Now Clare had not been, at least at the last, a very good sister to Edgar—she was not his sister at all, so far as blood went; and when this had been discovered, and the homeliness of his real origin identified, Clare had shrunk from him, notwithstanding that for all her life, in childish fondness and womanly sympathy, she had loved him as her only brother. Edgar had mournfully consented to a complete severance between them. She had married his enemy; and he himself had sunk so much out of sight that he had felt no further intercourse to be possible, though his affectionate heart had felt it deeply. But as soon as he heard of her danger, all his old love for his sister had sprung up in Edgar’s heart. He took back her name, as it were, into the number of those sounds most familiar to him. “Clare,” he said to himself, feeling a thrill of renewed warmth go through him, mingled with poignant pain—“Clare, my sister, my only sister, the sole creature in the world that belongs to me!” Alas! she did not belong to Edgar any more than any inaccessible princess; but in his heart this was what he felt. He pushed his way through the full streets, with the air and the sentiment of a man bound upon the most urgent business, seeing little on his way, thinking of nothing but his object—the object in common which Miss Lockwood had supposed him to have with herself. But Edgar did not even remember that—he thought of nothing but Clare’s comfort and well-being which were concerned, and how it would be possible to confound her adversaries, and save her from ignoble persecution. If he could keep it from her knowledge altogether! But, alas! how could that be done? He went faster and faster, driven by his thoughts.

The address Miss Lockwood had given him was in a small street off the Hampstead Road. That strange long line of street, with here and there a handful of older houses, a broader pavement, a bit of dusty garden, to show the suburban air it once had possessed; its heterogeneous shops, furniture, birdcages, perambulators, all kinds of out-of-the-way wares fled past the wayfarer, taking wings to themselves, he thought. It is not an interesting quarter, and Edgar had no time to give to any picturesque or historical reminiscences. When he reached the little street in which the chapel he sought was situated, he walked up on one side and down on the other, expecting every moment to see the building of which he was in search. A chapel is not a thing apt to disappear, even in the changeful district of Camden Town. Rubbing his eyes, he went up and down again, inspecting the close lines of mean houses. The only break in the street was where two or three small houses, of a more bilious brick than usual, whose outlines had not yet been toned down by London soot and smoke, diversified the prospect. He went to a little shop opposite this yellow patch upon the old grimy garment to make inquiries.

“Chapel! there ain’t no chapel hereabouts,” said the baker, who was filling his basket with loaves.

“Hold your tongue, John,” said his wife, from the inner shop. “I’ll set you all right in a moment.
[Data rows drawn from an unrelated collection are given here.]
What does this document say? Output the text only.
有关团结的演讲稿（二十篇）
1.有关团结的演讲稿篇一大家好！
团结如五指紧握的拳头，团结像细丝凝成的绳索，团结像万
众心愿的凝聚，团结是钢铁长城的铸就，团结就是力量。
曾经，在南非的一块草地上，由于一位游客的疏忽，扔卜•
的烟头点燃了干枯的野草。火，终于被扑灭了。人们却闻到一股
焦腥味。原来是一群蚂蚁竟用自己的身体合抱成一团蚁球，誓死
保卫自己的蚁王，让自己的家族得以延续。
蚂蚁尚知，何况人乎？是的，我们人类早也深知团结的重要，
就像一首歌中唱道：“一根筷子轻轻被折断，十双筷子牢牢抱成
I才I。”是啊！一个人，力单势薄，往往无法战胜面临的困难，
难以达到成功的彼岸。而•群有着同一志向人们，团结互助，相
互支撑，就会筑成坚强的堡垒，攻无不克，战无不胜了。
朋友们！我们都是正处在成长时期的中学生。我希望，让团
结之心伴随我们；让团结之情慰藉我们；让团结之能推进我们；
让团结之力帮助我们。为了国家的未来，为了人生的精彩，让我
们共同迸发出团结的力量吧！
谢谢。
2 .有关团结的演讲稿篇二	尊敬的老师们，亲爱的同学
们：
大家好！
There’s where the chapel was, sir, right opposite. There was a bit of a yard where they’ve built them houses. The chapel is behind; but it ain’t a chapel now. It’s been took for an infant school by our new Rector. Don’t you see a little bit of an entry at that open door? That’s where you go in. But since it’s been shut up there’s been a difference in the neighbourhood. Most of us is church folks now.”

“And does nothing remain of the chapel—nobody belonging to it, no books nor records?” cried Edgar, suddenly brought to a standstill. The woman looked at him surprised.